Sometimes you take Steven Spielberg for granted. Then you watch one of his films.

Nearly 50 years into his professional directorial career, Spielberg has reminded the world that no one else directs this well and makes it look this easy.

His timely real-life story of press freedom and holding power to account starts slow. Writers Liz Hannah and Josh Singer sketch an impression of a Washington Post newsroom creaking under internal financial constraints and external pressure from a belligerent White House. The character work is strong, but just like Executive Editor Ben Bradlee (Tom Hanks) you can’t help but feel the real story is elsewhere.

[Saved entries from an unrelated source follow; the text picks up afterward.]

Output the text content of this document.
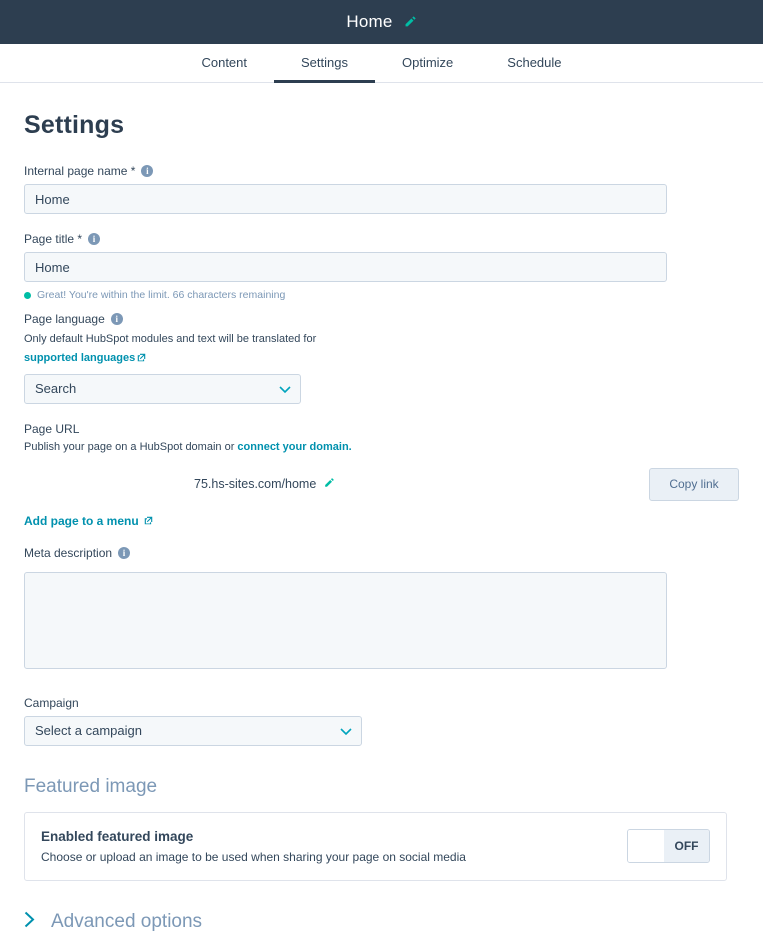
Home
Content	Settings	Optimize	Schedule
Settings
Internal page name *	i
Home
Page title *	i
Home
Great! You're within the limit. 66 characters remaining
Page language	i

Only default HubSpot modules and text will be translated for

supported languages
Search
Page URL

Publish your page on a HubSpot domain or connect your domain.

75.hs-sites.com/home	Copy link
Add page to a menu
Meta description	i
Campaign
Select a campaign
Featured image
Enabled featured image
Choose or upload an image to be used when sharing your page on social media
OFF
Advanced options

The first act slides by a little underwhelmingly, but everything changes when the Post get hold of the explosive Pentagon Papers and the film reveals its true colours. Because for all the passionate speeches, The Post isn’t really about the defence of a free press. It’s about one woman in a man’s world, stuck in no man’s land between her editorial instincts and her paper’s survival.

As Managing Director Katharine Graham, Meryl Streep plays her arc beautifully, growing from a self-conscious outsider to a woman in full command. The nuances in her performance are complex and full of empathy for Graham’s nightmare dilemma, and she is aided by some of Spielberg’s finest directorial flourishes. He is still one of the finest constructors of mise-en-scène around, adding depth to every scene. His camera guides you through every room, catching glances and gestures in so natural and potent a manner that it seems Spielberg’s way is the only way this moment could have ever happened.

The Post starts slow but packs a punch, with its incredible lead performances and a final hour which is among the best that Spielberg’s ever put on a big screen.

RATING: 4/5


INFORMATION

CAST: Meryl Streep, Tom Hanks, Bob Odenkirk, Jesse Plemons, Tracy Letts

DIRECTOR: Steven Spielberg

WRITERS: Liz Hannah and Josh Singer

SYNOPSIS: A cover-up that spanned four U.S. Presidents pushed the country’s first female newspaper publisher and a hard-driving editor to join an unprecedented battle between journalist and government.